Where are the results? How could we employ placebos? How could we devise control groups?

If the author is genuinely unable to find answers to these questions, he should be out of a job. Mental health therapies can and frequently are subjected to empirical analysis in much the same way as those treating physical ailments. Placebos and control groups are used in precisely the same way. Controls are likewise well understood and used for physical ailments too. The term most frequently used in public discourse is "sham surgery", but "inactive procedure" is the more useful one that sounds a little less negative while also encompassing treatments that are both non-surgical and non-pharmaceutical.

In an attempt to suggest these studies and reviews don't exist, the author decides to...reference, without citation, a single study in which an unspecified number of therapists diagnosed a single patient. The audacity of doing this in service of criticizing the scientific rigour of two whole fields would be impressive if it weren't in service of spreading disinformation.

The author then decides to construct a strawman in which evidence is collected just by asking whether the therapy helped, to which they apparently will always be inclined to say "yes" in response. No source is provided for this supposition, which is unsurprising as it would take about 30 seconds of searching on any social media site to falsify the claim. People who seek mental healthcare are in fact often dissatisfied with the outcomes and are very vocal about that dissatisfaction. Even if they were always inclined to say yes, we are fortunately saved by the clever boffins who have, as I mentioned above, figured out how to have proper control groups, and have even figured out more accurate ways of measuring treatment efficacy than "just ask the patient if it helped".

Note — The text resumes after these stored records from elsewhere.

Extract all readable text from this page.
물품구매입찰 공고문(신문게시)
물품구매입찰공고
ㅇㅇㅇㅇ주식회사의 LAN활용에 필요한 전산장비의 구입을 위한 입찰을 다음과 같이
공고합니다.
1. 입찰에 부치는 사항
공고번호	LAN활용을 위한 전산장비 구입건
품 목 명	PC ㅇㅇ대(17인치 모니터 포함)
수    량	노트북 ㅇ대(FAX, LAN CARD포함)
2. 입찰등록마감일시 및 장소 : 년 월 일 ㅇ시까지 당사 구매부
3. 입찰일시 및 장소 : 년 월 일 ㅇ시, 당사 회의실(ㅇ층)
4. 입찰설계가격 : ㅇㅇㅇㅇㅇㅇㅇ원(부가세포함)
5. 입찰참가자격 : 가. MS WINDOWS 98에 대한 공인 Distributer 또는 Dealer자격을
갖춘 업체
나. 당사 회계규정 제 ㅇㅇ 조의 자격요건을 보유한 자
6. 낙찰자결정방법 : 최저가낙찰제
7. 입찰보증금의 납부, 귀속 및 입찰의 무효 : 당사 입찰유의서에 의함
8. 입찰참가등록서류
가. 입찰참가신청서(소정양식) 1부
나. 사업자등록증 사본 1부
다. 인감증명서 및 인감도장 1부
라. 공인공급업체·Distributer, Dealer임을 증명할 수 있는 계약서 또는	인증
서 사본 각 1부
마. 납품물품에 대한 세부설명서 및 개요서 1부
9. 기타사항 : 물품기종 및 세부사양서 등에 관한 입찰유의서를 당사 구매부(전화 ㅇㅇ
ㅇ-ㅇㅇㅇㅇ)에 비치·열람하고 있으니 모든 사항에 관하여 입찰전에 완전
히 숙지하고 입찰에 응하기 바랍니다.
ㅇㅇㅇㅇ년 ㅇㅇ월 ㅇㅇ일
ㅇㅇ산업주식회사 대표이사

But sure, if patients were always inclined to say yes, and the only way to measure efficacy was asking them, and it was impossible to do proper controls, I agree that this fictitious state of affairs would not reflect good scientific practice.

The section on medication is equally short on facts. To start with, we most certainly have drugs that target particular disorders, many of which do not fall into the abridged list of drug categories the author seems to think is exhaustive (i.e. are not sedative, stimulant, alcohol, or hallucinogen). As for the claim that neuroscience 'has yet to determine whether any part of the brain can be identified as “causing” any mental disorder, or “treated” by chemical means', this is in part true but irrelevant, and otherwise false unless you use very creative definitions.

Regarding a part of the brain being identified as "causing" a mental disorder, this is true, but the very concept of identifying a part of the brain as causing a specific disorder is part of a broader philosophical zeitgeist of reifying functional specialization and localization. It was very in vogue when functional MRI (fMRI) data became easy to produce, but has taken a more appropriate role as one tool in the belt as the gold rush failed to produce results. To turn the author's earlier question upon them, where is the theory of mind that proposes why mental disorder must be localized within the brain, when undisputedly 'real' things like long term memory are not?

As for not yet determining whether a mental disorder can be treated by chemical means, they most certainly have. Increasing serotonin concentrations in the presynaptic cell has a well documented therapeutic effect improving depression. It doesn't cure depression, because neurotransmitter concentrations are a dynamic process and we have not so far developed a treatment that addresses the underlying cause of insufficient serotonin in the presynaptic cell, but to claim that this disqualifies it as treatment is to equally reject the "treatment" status of first-line interventions for a whole host of physical ailments (e.g. basically all auto-immune disorders). 

The rest of the article is just knocking down the strawmen the author built, so there's not much to engage with. Sure, if the demonstrably incorrect things that the author asserts were true, then a bunch of weird and bad things would follow. But y'know, if my gran had wheels she'd be a wheelbarrow.